Journal of Exotic Pet Medicine
- Discipline: Veterinary medicine
- Language: English
- Edited by: Nicola Di Girolamo

Publication details
- Former name(s): Seminars in Avian and Exotic Pet Medicine
- History: 1992–present
- Publisher: Elsevier
- Frequency: Quarterly
- Impact factor: 0.582 (2018)

Standard abbreviations
- ISO 4: J. Exot. Pet Med.

Indexing
- ISSN: 1557-5063
- OCLC no.: 65284415

Links
- Journal homepage; Online access; Online archive; Journal page at publisher's website;

= Journal of Exotic Pet Medicine =

Journal of Exotic Pet Medicine is a quarterly peer-reviewed medical journal published by Elsevier in cooperation with the Association of Exotic Mammal Veterinarians and the European Association of Avian Veterinarians.
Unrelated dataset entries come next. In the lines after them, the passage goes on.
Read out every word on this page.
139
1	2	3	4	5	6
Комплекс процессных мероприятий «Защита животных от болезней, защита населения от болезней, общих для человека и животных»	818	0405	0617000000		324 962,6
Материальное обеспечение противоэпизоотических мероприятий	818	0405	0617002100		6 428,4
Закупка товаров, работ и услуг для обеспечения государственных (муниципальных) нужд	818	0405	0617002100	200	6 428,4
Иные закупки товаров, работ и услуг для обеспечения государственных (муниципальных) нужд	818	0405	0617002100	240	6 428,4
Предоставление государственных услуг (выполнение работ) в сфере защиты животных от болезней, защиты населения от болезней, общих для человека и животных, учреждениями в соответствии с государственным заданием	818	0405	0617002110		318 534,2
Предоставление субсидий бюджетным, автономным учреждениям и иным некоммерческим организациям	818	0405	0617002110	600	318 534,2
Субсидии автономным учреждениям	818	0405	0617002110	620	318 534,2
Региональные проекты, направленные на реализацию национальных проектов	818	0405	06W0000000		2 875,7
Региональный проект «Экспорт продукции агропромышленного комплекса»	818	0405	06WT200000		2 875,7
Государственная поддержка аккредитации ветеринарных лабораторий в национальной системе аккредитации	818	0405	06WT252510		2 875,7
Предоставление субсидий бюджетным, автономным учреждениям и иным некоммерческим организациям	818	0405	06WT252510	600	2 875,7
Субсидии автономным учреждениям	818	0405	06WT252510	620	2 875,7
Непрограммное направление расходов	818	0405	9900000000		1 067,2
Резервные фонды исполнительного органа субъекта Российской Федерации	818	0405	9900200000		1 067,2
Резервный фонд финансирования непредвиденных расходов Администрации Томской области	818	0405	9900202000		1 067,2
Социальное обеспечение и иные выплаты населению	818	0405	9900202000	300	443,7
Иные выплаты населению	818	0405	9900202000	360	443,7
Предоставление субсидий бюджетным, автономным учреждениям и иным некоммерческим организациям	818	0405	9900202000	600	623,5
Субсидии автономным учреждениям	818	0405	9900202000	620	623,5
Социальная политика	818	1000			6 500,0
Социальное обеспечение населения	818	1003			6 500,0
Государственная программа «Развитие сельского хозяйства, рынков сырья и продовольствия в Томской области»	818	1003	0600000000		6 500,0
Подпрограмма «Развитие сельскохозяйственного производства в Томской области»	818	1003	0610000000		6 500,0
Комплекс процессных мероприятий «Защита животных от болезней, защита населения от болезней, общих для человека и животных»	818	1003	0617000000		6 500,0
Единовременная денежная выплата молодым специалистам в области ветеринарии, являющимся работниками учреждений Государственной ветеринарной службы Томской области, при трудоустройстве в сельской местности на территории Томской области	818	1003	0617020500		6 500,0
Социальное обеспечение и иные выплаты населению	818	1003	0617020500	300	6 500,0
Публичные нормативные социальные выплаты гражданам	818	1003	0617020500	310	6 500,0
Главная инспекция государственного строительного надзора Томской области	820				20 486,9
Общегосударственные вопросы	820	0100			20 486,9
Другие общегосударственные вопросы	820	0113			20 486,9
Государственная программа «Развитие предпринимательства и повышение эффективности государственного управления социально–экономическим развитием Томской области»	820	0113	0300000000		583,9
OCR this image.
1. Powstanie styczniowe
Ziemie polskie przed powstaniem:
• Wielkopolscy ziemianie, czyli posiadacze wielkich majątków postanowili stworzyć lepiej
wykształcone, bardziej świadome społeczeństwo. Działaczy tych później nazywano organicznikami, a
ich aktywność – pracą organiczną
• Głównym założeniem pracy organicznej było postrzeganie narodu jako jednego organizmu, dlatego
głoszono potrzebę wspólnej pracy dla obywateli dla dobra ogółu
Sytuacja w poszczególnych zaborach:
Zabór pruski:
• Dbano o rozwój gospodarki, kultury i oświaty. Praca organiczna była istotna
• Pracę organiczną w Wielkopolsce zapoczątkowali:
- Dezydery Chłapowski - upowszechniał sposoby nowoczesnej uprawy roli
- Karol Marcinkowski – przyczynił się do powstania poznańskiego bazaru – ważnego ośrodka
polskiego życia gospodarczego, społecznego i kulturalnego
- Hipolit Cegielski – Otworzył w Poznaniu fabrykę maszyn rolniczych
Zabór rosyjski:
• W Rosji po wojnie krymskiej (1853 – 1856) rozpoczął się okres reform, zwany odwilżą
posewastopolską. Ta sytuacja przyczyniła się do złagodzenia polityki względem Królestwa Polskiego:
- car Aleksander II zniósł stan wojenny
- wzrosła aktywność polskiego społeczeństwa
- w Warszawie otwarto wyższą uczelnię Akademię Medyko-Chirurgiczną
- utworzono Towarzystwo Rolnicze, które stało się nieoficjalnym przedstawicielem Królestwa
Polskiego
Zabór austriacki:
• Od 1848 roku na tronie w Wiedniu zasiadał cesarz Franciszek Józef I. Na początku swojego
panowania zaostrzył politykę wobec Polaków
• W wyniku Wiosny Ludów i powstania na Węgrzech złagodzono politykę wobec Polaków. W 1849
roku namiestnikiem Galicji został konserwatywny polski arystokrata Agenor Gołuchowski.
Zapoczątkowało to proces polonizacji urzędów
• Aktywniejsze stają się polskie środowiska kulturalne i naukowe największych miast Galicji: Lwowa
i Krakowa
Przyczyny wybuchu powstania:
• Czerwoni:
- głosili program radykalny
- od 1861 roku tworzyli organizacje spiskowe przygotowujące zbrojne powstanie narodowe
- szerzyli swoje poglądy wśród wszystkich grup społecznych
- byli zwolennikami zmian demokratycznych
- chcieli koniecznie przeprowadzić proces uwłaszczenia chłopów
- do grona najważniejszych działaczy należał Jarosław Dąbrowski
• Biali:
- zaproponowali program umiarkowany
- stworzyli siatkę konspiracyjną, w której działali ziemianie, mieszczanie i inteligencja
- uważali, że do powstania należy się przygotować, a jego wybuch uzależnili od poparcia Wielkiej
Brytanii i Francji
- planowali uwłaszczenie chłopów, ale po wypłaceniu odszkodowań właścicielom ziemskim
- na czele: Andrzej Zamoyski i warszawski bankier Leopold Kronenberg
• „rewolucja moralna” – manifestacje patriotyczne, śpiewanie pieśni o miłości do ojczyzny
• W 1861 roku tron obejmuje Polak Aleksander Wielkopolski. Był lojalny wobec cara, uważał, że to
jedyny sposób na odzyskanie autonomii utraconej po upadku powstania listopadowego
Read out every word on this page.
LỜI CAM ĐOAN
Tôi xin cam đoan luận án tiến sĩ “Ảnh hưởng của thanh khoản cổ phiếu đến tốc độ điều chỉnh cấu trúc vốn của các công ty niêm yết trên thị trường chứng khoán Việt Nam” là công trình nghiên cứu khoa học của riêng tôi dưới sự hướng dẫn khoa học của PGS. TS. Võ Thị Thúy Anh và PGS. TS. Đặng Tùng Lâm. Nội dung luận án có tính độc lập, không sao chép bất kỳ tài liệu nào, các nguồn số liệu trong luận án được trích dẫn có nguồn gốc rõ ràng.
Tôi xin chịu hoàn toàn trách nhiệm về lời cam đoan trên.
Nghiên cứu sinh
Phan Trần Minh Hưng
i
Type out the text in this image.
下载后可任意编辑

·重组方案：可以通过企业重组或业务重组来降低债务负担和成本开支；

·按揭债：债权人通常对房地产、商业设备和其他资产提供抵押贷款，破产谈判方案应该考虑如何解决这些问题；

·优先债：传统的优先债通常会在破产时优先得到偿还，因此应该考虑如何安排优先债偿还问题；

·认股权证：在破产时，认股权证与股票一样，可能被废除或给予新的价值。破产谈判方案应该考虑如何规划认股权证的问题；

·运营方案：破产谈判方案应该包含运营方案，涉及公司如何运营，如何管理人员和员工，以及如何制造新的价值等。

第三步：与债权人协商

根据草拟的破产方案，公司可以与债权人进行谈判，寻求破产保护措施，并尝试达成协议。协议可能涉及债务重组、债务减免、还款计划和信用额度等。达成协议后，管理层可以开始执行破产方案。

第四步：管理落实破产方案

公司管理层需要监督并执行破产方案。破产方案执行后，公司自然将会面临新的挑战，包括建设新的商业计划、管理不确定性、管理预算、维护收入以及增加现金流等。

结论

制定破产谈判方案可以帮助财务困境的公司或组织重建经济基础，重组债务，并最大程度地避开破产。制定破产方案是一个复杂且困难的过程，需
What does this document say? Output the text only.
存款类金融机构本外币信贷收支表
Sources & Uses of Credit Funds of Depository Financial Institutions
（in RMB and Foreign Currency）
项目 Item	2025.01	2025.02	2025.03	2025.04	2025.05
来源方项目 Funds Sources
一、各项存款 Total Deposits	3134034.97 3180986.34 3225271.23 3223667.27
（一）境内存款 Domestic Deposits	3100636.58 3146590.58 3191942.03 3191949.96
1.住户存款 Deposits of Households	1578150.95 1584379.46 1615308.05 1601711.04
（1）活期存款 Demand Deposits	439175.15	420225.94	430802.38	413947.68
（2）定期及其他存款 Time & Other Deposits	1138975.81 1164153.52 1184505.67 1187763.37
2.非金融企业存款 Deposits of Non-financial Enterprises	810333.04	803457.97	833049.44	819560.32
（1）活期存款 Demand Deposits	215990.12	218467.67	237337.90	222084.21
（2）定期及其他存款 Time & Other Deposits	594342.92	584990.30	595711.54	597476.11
It was established in 1992 as Seminars in Avian and Exotic Pet Medicine, obtaining its current title in 2006. The editor-in-chief is Nicola Di Girolamo (Oklahoma State University).

== Abstracting and indexing ==
The journal is abstracted and indexed in the Science Citation Index Expanded, The Zoological Record, Global Health (Index Veterinarius, Veterinary Bulletin), CAB Abstracts, and Scopus. According to the Journal Citation Reports, the journal has a 2018 impact factor of 0.244.